DoorDash confirms 4.9M accounts accessed in major server breach

In a blog post, DoorDash advises it was warned of unusual activity involving a "third-party service provider" earlier in September, prompting an investigation by security experts from outside the company. It was discovered an "unauthorized third party accessed some DoorDash user data on May 4, 2019."

The company has since taken steps to block further access by that third party, as well as enhancing its security and reaching out to affected users. It is believed 4.9 million consumers, "Dashers" and merchants who joined the service on or before April 5, 2018 are affected. Accounts created after that time not affected by the intrusion.

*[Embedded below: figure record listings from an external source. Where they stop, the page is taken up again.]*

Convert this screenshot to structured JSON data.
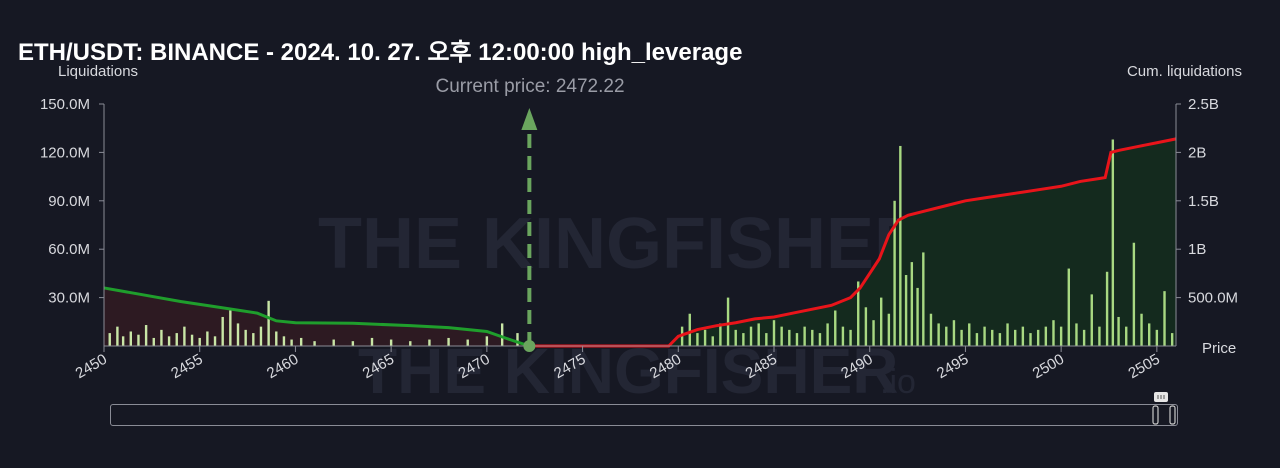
{
  "title": "ETH/USDT: BINANCE - 2024. 10. 27. 오후 12:00:00 high_leverage",
  "chart_data": {
    "type": "bar",
    "left_axis_label": "Liquidations",
    "right_axis_label": "Cum. liquidations",
    "x_axis_label": "Price",
    "current_price_label": "Current price: 2472.22",
    "current_price": 2472.22,
    "xlim": [
      2450,
      2506
    ],
    "x_ticks": [
      2450,
      2455,
      2460,
      2465,
      2470,
      2475,
      2480,
      2485,
      2490,
      2495,
      2500,
      2505
    ],
    "left_ylim": [
      0,
      150000000
    ],
    "left_ticks": [
      "30.0M",
      "60.0M",
      "90.0M",
      "120.0M",
      "150.0M"
    ],
    "right_ylim": [
      0,
      2500000000
    ],
    "right_ticks": [
      "500.0M",
      "1B",
      "1.5B",
      "2B",
      "2.5B"
    ],
    "watermark": "THE KINGFISHER",
    "watermark_suffix": ".io",
    "colors": {
      "background": "#161823",
      "bars": "#c9e6a6",
      "bars_short": "#a8d982",
      "long_cum_line": "#1f9e2c",
      "short_cum_line": "#e8141a",
      "long_area": "#2d1a22",
      "short_area": "#142a1e",
      "current_price_marker": "#6aa55e"
    },
    "long_cumulative": {
      "name": "",
      "x": [
        2450,
        2452,
        2454,
        2456,
        2458,
        2459,
        2460,
        2463,
        2466,
        2468,
        2470,
        2471,
        2472.22
      ],
      "values": [
        600000000,
        530000000,
        460000000,
        400000000,
        340000000,
        260000000,
        240000000,
        235000000,
        210000000,
        190000000,
        150000000,
        80000000,
        0
      ]
    },
    "short_cumulative": {
      "name": "",
      "x": [
        2472.22,
        2479.5,
        2480,
        2481,
        2482,
        2483,
        2484,
        2485,
        2486,
        2487,
        2488,
        2489,
        2489.5,
        2490,
        2490.5,
        2491,
        2491.5,
        2492,
        2493,
        2494,
        2495,
        2496,
        2497,
        2498,
        2499,
        2500,
        2501,
        2502,
        2502.3,
        2502.6,
        2503,
        2504,
        2505,
        2506
      ],
      "values": [
        0,
        0,
        100000000,
        170000000,
        210000000,
        240000000,
        280000000,
        300000000,
        340000000,
        380000000,
        420000000,
        500000000,
        600000000,
        750000000,
        900000000,
        1150000000,
        1300000000,
        1350000000,
        1400000000,
        1450000000,
        1500000000,
        1530000000,
        1560000000,
        1590000000,
        1620000000,
        1650000000,
        1700000000,
        1730000000,
        1740000000,
        2000000000,
        2020000000,
        2060000000,
        2100000000,
        2140000000
      ]
    },
    "bars": [
      {
        "x": 2450.3,
        "v": 8000000
      },
      {
        "x": 2450.7,
        "v": 12000000
      },
      {
        "x": 2451.0,
        "v": 6000000
      },
      {
        "x": 2451.4,
        "v": 9000000
      },
      {
        "x": 2451.8,
        "v": 7000000
      },
      {
        "x": 2452.2,
        "v": 13000000
      },
      {
        "x": 2452.6,
        "v": 5000000
      },
      {
        "x": 2453.0,
        "v": 10000000
      },
      {
        "x": 2453.4,
        "v": 6000000
      },
      {
        "x": 2453.8,
        "v": 8000000
      },
      {
        "x": 2454.2,
        "v": 12000000
      },
      {
        "x": 2454.6,
        "v": 7000000
      },
      {
        "x": 2455.0,
        "v": 5000000
      },
      {
        "x": 2455.4,
        "v": 9000000
      },
      {
        "x": 2455.8,
        "v": 6000000
      },
      {
        "x": 2456.2,
        "v": 18000000
      },
      {
        "x": 2456.6,
        "v": 22000000
      },
      {
        "x": 2457.0,
        "v": 14000000
      },
      {
        "x": 2457.4,
        "v": 10000000
      },
      {
        "x": 2457.8,
        "v": 8000000
      },
      {
        "x": 2458.2,
        "v": 12000000
      },
      {
        "x": 2458.6,
        "v": 28000000
      },
      {
        "x": 2459.0,
        "v": 9000000
      },
      {
        "x": 2459.4,
        "v": 6000000
      },
      {
        "x": 2459.8,
        "v": 4000000
      },
      {
        "x": 2460.3,
        "v": 5000000
      },
      {
        "x": 2461.0,
        "v": 3000000
      },
      {
        "x": 2462.0,
        "v": 4000000
      },
      {
        "x": 2463.0,
        "v": 3000000
      },
      {
        "x": 2464.0,
        "v": 5000000
      },
      {
        "x": 2465.0,
        "v": 4000000
      },
      {
        "x": 2466.0,
        "v": 3000000
      },
      {
        "x": 2467.0,
        "v": 4000000
      },
      {
        "x": 2468.0,
        "v": 5000000
      },
      {
        "x": 2469.0,
        "v": 4000000
      },
      {
        "x": 2470.0,
        "v": 6000000
      },
      {
        "x": 2470.8,
        "v": 14000000
      },
      {
        "x": 2471.6,
        "v": 8000000
      },
      {
        "x": 2480.2,
        "v": 12000000
      },
      {
        "x": 2480.6,
        "v": 20000000
      },
      {
        "x": 2481.0,
        "v": 8000000
      },
      {
        "x": 2481.4,
        "v": 10000000
      },
      {
        "x": 2481.8,
        "v": 6000000
      },
      {
        "x": 2482.2,
        "v": 14000000
      },
      {
        "x": 2482.6,
        "v": 30000000
      },
      {
        "x": 2483.0,
        "v": 10000000
      },
      {
        "x": 2483.4,
        "v": 8000000
      },
      {
        "x": 2483.8,
        "v": 12000000
      },
      {
        "x": 2484.2,
        "v": 14000000
      },
      {
        "x": 2484.6,
        "v": 8000000
      },
      {
        "x": 2485.0,
        "v": 16000000
      },
      {
        "x": 2485.4,
        "v": 12000000
      },
      {
        "x": 2485.8,
        "v": 10000000
      },
      {
        "x": 2486.2,
        "v": 8000000
      },
      {
        "x": 2486.6,
        "v": 12000000
      },
      {
        "x": 2487.0,
        "v": 10000000
      },
      {
        "x": 2487.4,
        "v": 8000000
      },
      {
        "x": 2487.8,
        "v": 14000000
      },
      {
        "x": 2488.2,
        "v": 22000000
      },
      {
        "x": 2488.6,
        "v": 12000000
      },
      {
        "x": 2489.0,
        "v": 10000000
      },
      {
        "x": 2489.4,
        "v": 40000000
      },
      {
        "x": 2489.8,
        "v": 24000000
      },
      {
        "x": 2490.2,
        "v": 16000000
      },
      {
        "x": 2490.6,
        "v": 30000000
      },
      {
        "x": 2491.0,
        "v": 20000000
      },
      {
        "x": 2491.3,
        "v": 90000000
      },
      {
        "x": 2491.6,
        "v": 124000000
      },
      {
        "x": 2491.9,
        "v": 44000000
      },
      {
        "x": 2492.2,
        "v": 52000000
      },
      {
        "x": 2492.5,
        "v": 36000000
      },
      {
        "x": 2492.8,
        "v": 58000000
      },
      {
        "x": 2493.2,
        "v": 20000000
      },
      {
        "x": 2493.6,
        "v": 14000000
      },
      {
        "x": 2494.0,
        "v": 12000000
      },
      {
        "x": 2494.4,
        "v": 16000000
      },
      {
        "x": 2494.8,
        "v": 10000000
      },
      {
        "x": 2495.2,
        "v": 14000000
      },
      {
        "x": 2495.6,
        "v": 8000000
      },
      {
        "x": 2496.0,
        "v": 12000000
      },
      {
        "x": 2496.4,
        "v": 10000000
      },
      {
        "x": 2496.8,
        "v": 8000000
      },
      {
        "x": 2497.2,
        "v": 14000000
      },
      {
        "x": 2497.6,
        "v": 10000000
      },
      {
        "x": 2498.0,
        "v": 12000000
      },
      {
        "x": 2498.4,
        "v": 8000000
      },
      {
        "x": 2498.8,
        "v": 10000000
      },
      {
        "x": 2499.2,
        "v": 12000000
      },
      {
        "x": 2499.6,
        "v": 16000000
      },
      {
        "x": 2500.0,
        "v": 12000000
      },
      {
        "x": 2500.4,
        "v": 48000000
      },
      {
        "x": 2500.8,
        "v": 14000000
      },
      {
        "x": 2501.2,
        "v": 10000000
      },
      {
        "x": 2501.6,
        "v": 32000000
      },
      {
        "x": 2502.0,
        "v": 12000000
      },
      {
        "x": 2502.4,
        "v": 46000000
      },
      {
        "x": 2502.7,
        "v": 128000000
      },
      {
        "x": 2503.0,
        "v": 18000000
      },
      {
        "x": 2503.4,
        "v": 12000000
      },
      {
        "x": 2503.8,
        "v": 64000000
      },
      {
        "x": 2504.2,
        "v": 20000000
      },
      {
        "x": 2504.6,
        "v": 14000000
      },
      {
        "x": 2505.0,
        "v": 10000000
      },
      {
        "x": 2505.4,
        "v": 34000000
      },
      {
        "x": 2505.8,
        "v": 8000000
      }
    ]
  }
}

The user data includes profile information like names, email addresses, order history, phone numbers, and hashed and salted passwords. For some consumers, the last four digits of payment cards were included, with the last four digits of bank account numbers for Dashers and merchants, but DoorDash stresses the full financial details were not accessed. For approximately 100,000 Dashers, their driver's license number was also accessed.

As well as reaching out to affected users with specific information about what was accessed in their account, DoorDash encourages users to reset their password to one that is unique to the service, but adds it "does not believe" user passwords have been compromised. The company has also set up a dedicated call center for additional support.

"We deeply regret the frustration and inconvenience that this may cause you," writes the company. "Every member of the DoorDash community is important to us, and we want to assure you that we value your security and privacy."